An area of contention during the NTSB hearings about Flight 3701 has been whether a condition called “core lock” contributed to the fatal crash. Under normal conditions, the rotating parts inside a General Electric CF34-3B1 turbofan engine slip by each other in a finely tuned choreography. However, when an engine is shut down suddenly at high torque, high altitude, and it isn’t restarted immediately, metal parts inside the engine begin to cool and contract at different rates. In rare cases, metal can contact metal and prevent the core from rotating freely–core lock.
The Air Line Pilots Association suggests that core lock, rather than pilot error, might have been the primary cause of the accident. But, a review of the flight data recorder makes clear that the pilots made a series of poor, and potentially fatal, decisions irrespective of whether the engines experienced core lock.
The Bombardier has a 41,000-ft. service ceiling. However, according to the climb profiles in the crew’s flight manual, the maximum altitude for the 500-ft.-per-minute climb the pilots set was only 38,700 ft., based on the atmospheric conditions and the aircraft’s weight that night. By operating outside the airplane’s performance envelope, Rhodes and Cesarz subjected the engines to tremendous stress. The flight data recorder shows that soon after the crew ignored the fourth stall warning, the core temperature of the right engine reached 2200 degrees–almost 600 degrees above redline. When investigators pulled apart the right engine, they found that the ends of the high-pressure turbine blades had liquefied, resolidifying on the low-pressure blades behind them. This leads some industry experts to question if the right engine ever could have restarted. Whether the left engine locked up is still being investigated. GE helped the NTSB disassemble Flight 3701’s engines. Edward Orear, GE’s former program manager for the CF34-3B1 engine, testified to the NTSB that neither engine showed evidence of core lock.
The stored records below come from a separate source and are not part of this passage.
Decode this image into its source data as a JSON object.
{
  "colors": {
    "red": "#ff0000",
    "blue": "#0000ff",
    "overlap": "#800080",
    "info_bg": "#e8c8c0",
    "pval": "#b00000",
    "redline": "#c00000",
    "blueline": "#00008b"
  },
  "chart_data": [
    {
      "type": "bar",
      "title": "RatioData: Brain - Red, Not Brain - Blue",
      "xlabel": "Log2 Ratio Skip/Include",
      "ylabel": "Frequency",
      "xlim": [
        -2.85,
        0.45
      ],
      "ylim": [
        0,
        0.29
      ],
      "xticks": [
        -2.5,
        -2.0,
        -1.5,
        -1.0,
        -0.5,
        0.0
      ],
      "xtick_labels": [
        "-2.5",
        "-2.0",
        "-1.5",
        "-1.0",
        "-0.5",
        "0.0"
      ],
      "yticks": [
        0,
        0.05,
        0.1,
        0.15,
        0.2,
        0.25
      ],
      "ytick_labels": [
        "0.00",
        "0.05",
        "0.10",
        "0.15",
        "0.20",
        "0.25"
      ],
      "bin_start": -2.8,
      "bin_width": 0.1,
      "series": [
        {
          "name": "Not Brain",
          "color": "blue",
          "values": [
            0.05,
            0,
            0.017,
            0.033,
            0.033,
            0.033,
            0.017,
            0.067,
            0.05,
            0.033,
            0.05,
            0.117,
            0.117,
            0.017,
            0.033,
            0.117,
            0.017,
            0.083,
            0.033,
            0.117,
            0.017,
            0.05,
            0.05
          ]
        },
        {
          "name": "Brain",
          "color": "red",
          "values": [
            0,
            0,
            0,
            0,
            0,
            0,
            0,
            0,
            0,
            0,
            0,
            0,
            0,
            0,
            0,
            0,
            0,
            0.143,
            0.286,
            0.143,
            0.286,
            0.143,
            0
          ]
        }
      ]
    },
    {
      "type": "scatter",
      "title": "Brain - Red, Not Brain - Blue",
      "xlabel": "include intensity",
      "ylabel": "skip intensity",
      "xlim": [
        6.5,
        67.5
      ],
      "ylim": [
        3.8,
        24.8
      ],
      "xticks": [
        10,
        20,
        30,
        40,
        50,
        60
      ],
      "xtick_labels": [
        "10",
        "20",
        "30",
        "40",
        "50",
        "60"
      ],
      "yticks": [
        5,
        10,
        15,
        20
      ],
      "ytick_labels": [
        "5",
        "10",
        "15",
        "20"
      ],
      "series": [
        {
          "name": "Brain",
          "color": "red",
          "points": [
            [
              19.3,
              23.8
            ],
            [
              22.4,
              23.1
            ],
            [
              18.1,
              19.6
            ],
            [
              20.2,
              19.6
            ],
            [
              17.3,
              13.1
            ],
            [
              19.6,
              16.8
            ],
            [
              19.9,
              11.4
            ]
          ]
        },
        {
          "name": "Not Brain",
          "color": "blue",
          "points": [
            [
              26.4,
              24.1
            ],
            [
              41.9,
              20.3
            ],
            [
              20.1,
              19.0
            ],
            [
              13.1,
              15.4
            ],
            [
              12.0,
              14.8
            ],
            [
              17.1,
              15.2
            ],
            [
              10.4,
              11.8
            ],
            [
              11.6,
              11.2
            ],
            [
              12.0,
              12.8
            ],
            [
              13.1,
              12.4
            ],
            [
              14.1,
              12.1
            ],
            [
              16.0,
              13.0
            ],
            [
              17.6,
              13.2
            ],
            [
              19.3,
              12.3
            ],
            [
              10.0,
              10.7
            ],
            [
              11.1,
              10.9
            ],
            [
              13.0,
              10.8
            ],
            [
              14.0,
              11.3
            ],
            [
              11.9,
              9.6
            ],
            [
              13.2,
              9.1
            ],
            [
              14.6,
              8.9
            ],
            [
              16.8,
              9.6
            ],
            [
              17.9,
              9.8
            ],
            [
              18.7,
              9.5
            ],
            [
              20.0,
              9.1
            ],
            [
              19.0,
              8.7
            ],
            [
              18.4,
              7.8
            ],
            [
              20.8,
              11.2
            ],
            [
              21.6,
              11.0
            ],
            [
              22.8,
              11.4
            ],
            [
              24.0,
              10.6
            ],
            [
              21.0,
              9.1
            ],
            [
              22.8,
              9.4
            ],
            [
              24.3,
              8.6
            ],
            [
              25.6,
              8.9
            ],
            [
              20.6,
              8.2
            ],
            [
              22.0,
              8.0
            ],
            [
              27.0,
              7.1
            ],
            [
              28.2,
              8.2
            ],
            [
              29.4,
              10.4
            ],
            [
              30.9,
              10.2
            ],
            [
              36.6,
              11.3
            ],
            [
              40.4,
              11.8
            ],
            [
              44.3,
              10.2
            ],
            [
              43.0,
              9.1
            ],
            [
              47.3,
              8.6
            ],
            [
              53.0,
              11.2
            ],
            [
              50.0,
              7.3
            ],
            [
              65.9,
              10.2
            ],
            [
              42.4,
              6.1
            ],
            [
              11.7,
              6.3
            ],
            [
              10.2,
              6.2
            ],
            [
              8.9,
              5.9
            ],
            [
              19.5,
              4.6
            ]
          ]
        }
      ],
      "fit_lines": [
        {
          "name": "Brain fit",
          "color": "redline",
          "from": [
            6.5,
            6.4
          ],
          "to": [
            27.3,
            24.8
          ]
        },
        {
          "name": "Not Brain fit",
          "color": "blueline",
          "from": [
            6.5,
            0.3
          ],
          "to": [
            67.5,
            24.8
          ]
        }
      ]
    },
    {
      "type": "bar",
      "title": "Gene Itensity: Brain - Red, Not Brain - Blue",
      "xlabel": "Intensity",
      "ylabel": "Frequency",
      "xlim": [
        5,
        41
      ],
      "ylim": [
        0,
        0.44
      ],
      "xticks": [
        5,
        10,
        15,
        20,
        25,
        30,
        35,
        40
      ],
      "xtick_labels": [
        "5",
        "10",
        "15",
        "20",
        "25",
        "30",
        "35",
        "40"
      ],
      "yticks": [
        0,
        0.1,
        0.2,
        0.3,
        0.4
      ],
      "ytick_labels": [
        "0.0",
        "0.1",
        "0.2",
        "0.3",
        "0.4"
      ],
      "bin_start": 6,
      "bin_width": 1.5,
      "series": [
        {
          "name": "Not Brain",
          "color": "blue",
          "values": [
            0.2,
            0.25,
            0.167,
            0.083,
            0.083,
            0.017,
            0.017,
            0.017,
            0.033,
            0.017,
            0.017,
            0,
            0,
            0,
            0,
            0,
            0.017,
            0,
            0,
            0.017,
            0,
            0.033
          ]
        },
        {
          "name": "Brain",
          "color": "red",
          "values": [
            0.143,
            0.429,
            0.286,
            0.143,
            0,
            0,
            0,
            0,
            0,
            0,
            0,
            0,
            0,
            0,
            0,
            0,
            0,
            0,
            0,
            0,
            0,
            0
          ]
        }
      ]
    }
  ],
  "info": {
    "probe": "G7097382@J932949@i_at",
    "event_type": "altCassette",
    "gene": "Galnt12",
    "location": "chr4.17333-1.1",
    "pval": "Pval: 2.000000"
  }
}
The data recorder shows that the pilots failed to follow proper procedures for restarting a flamed-out engine when they pulled out of their dive before reaching the necessary speed to spin the core. Whether the apparently undamaged left engine could have restarted if they had windmilled correctly may never be known. It’s also unresolved why the left engine didn’t restart when the pilots used the APU. Since the crash, Pinnacle has set a ceiling of 37,000 ft. for all CRJ200 flights. It has also added detailed climb profiles to the pilots’ quick reference guides. And the airline has modified its simulator training program, incorporating dual engine failure and stall recovery scenarios. Although Flight 3701 ended tragically, it illustrates how many safety features protect commercial passengers. The crew misused the auto-pilot, took the plane outside its envelope and repeatedly overrode the safety system.
As one pilot said: “It’s an object lesson in how many things you have to get wrong in order to crash your plane.”